なにか急な案件を思い出したのかもしれない。
リュカは慌ててポシェットからそれらを出して渡した。
ペンを走らせるアイザックの横顔は真剣で、思わずほぅとため息がでる。
結局アイザックは最初の休憩までずっとなにか考えながら書き込んでいた。
そんなもんだから、リュカは車窓を流れる景色を思う存分楽しんだ。

休憩する街で馬車を降りると、同じく降りてきたベルフィール殿下の顔が疲れている。
どうしたのだろうか。

「リュカ、おいで。お茶にしよう」
「はい」

アイザックと王太子殿下は手帳片手に真剣な面持ちで話し合っている。
バセットに行きたがらないことと関係あるのかな、とリュカはその話をベルフィールに話した。

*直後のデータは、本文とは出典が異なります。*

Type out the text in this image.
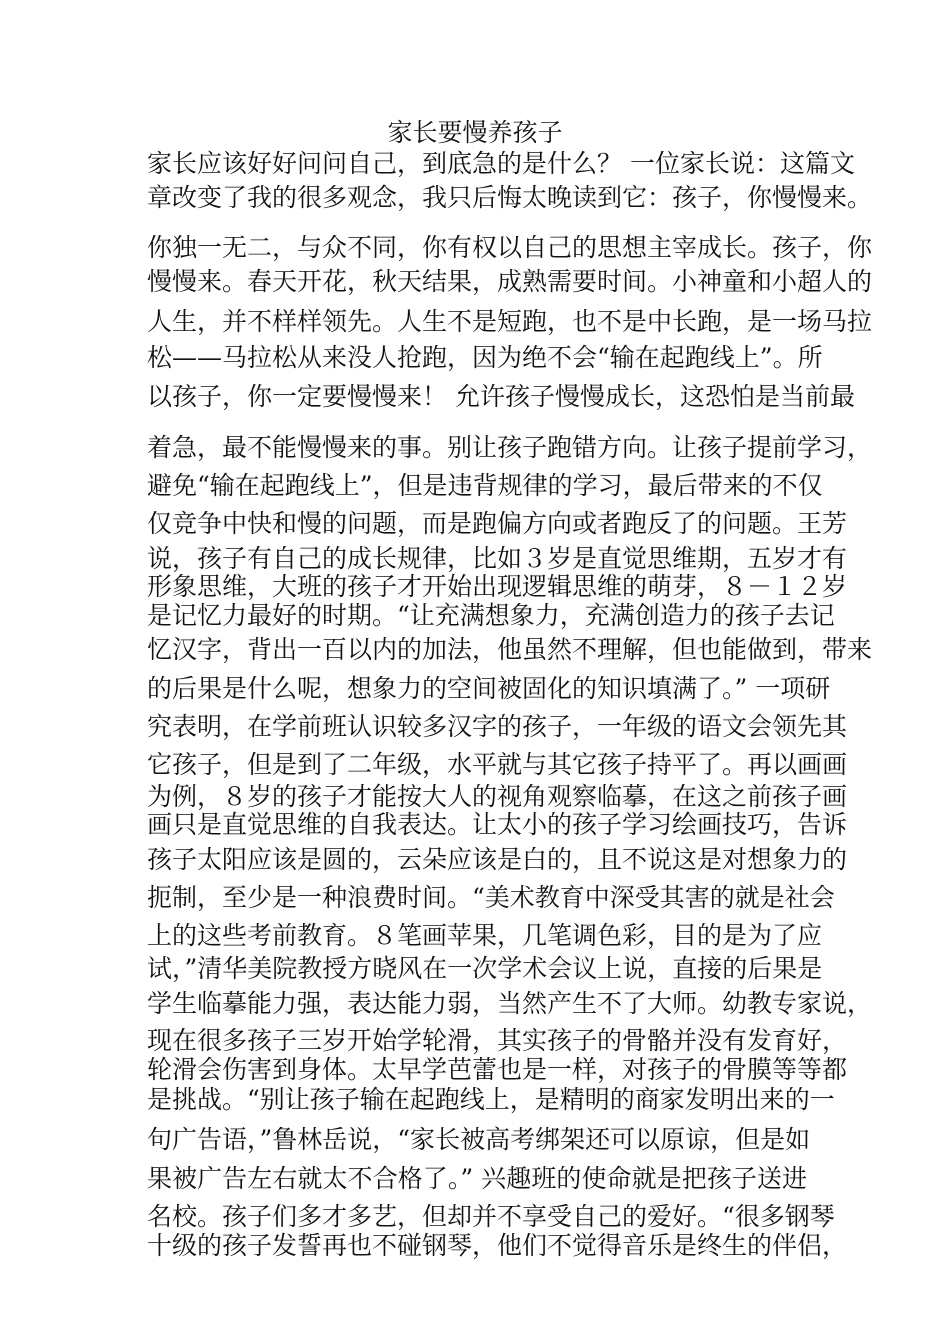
家长要慢养孩子
家长应该好好问问自己，到底急的是什么？ 一位家长说：这篇文
章改变了我的很多观念，我只后悔太晚读到它：孩子，你慢慢来。
你独一无二，与众不同，你有权以自己的思想主宰成长。孩子，你
慢慢来。春天开花，秋天结果，成熟需要时间。小神童和小超人的
人生，并不样样领先。人生不是短跑，也不是中长跑，是一场马拉
松——马拉松从来没人抢跑，因为绝不会“输在起跑线上”。所
以孩子，你一定要慢慢来！ 允许孩子慢慢成长，这恐怕是当前最
着急，最不能慢慢来的事。别让孩子跑错方向。让孩子提前学习，
避免“输在起跑线上”，但是违背规律的学习，最后带来的不仅
仅竞争中快和慢的问题，而是跑偏方向或者跑反了的问题。王芳
说，孩子有自己的成长规律，比如３岁是直觉思维期，五岁才有
形象思维，大班的孩子才开始出现逻辑思维的萌芽，８－１２岁
是记忆力最好的时期。“让充满想象力，充满创造力的孩子去记
忆汉字，背出一百以内的加法，他虽然不理解，但也能做到，带来
的后果是什么呢，想象力的空间被固化的知识填满了。” 一项研
究表明，在学前班认识较多汉字的孩子，一年级的语文会领先其
它孩子，但是到了二年级，水平就与其它孩子持平了。再以画画
为例，８岁的孩子才能按大人的视角观察临摹，在这之前孩子画
画只是直觉思维的自我表达。让太小的孩子学习绘画技巧，告诉
孩子太阳应该是圆的，云朵应该是白的，且不说这是对想象力的
扼制，至少是一种浪费时间。“美术教育中深受其害的就是社会
上的这些考前教育。８笔画苹果，几笔调色彩，目的是为了应
试，”清华美院教授方晓风在一次学术会议上说，直接的后果是
学生临摹能力强，表达能力弱，当然产生不了大师。幼教专家说，
现在很多孩子三岁开始学轮滑，其实孩子的骨骼并没有发育好，
轮滑会伤害到身体。太早学芭蕾也是一样，对孩子的骨膜等等都
是挑战。“别让孩子输在起跑线上，是精明的商家发明出来的一
句广告语，”鲁林岳说，“家长被高考绑架还可以原谅，但是如
果被广告左右就太不合格了。” 兴趣班的使命就是把孩子送进
名校。孩子们多才多艺，但却并不享受自己的爱好。“很多钢琴
十级的孩子发誓再也不碰钢琴，他们不觉得音乐是终生的伴侣，
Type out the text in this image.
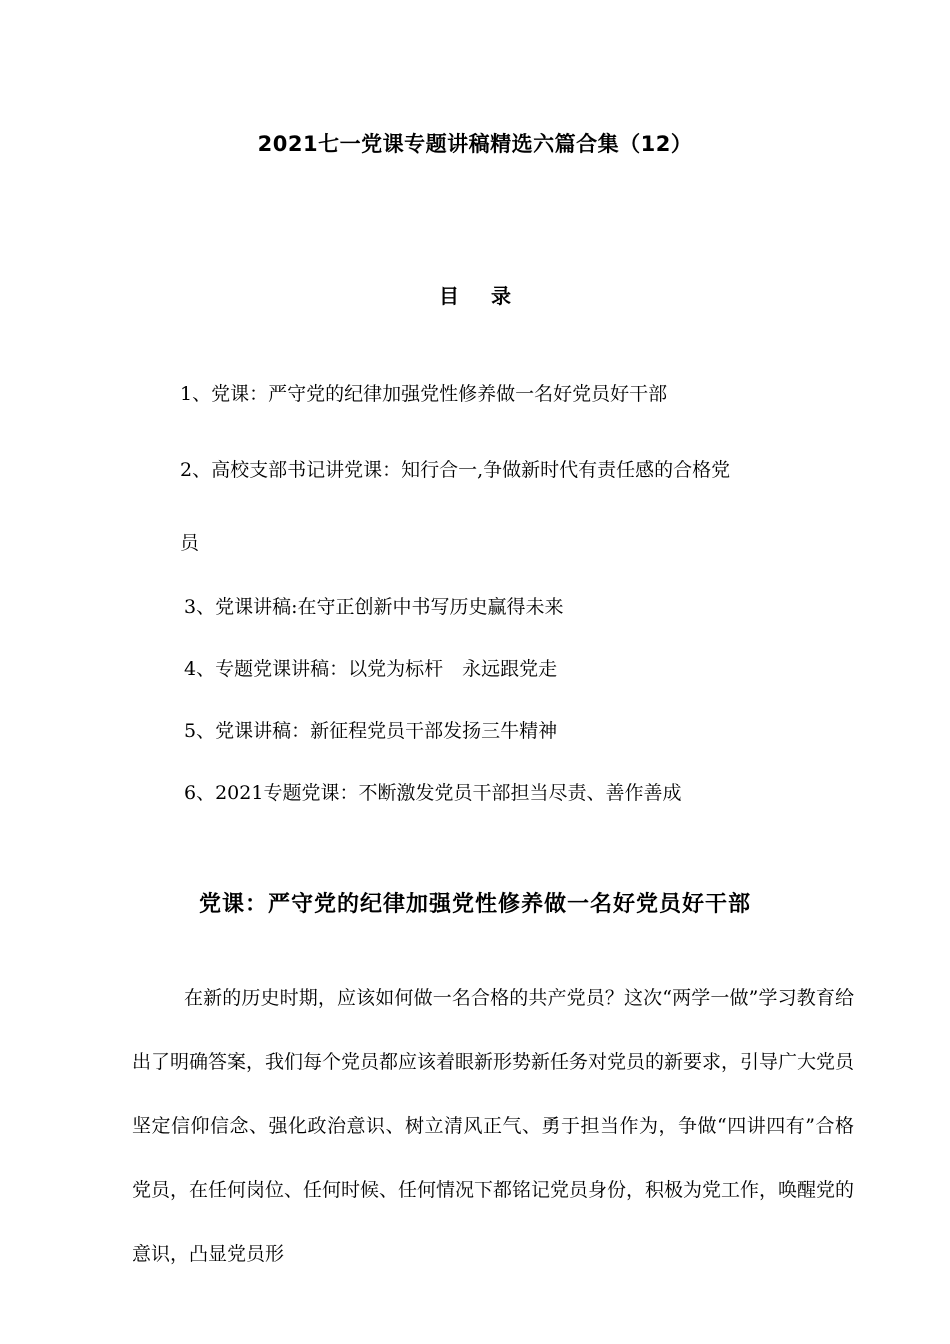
2021七一党课专题讲稿精选六篇合集（12）
目录
1、党课：严守党的纪律加强党性修养做一名好党员好干部
2、高校支部书记讲党课：知行合一,争做新时代有责任感的合格党
员
3、党课讲稿:在守正创新中书写历史赢得未来
4、专题党课讲稿：以党为标杆　永远跟党走
5、党课讲稿：新征程党员干部发扬三牛精神
6、2021专题党课：不断激发党员干部担当尽责、善作善成
党课：严守党的纪律加强党性修养做一名好党员好干部

在新的历史时期，应该如何做一名合格的共产党员？这次“两学一做”学习教育给出了明确答案，我们每个党员都应该着眼新形势新任务对党员的新要求，引导广大党员坚定信仰信念、强化政治意识、树立清风正气、勇于担当作为，争做“四讲四有”合格党员，在任何岗位、任何时候、任何情况下都铭记党员身份，积极为党工作，唤醒党的意识，凸显党员形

「へぇ、なんだろうね?執務は引き継いできたし、急な案件なんてないと思うけれど」
「やはりバセットのことでしょうか」
「どうだろうね」

小さなお茶会が終わってもまだ二人は話し合っていた。
そこにはエルドリッジも加わり、更に今回の護衛の長である第一騎士隊長もいた。
なにかあったのだろうか、と遠巻きに眺めるリュカとベルフィール。
そんな二人に気づいた四人はにこりと笑った。
なぜだかその笑みに背筋がゾクリと震えた。
ベルフィールも同じなようで、縋るように抱きしめあったのだった。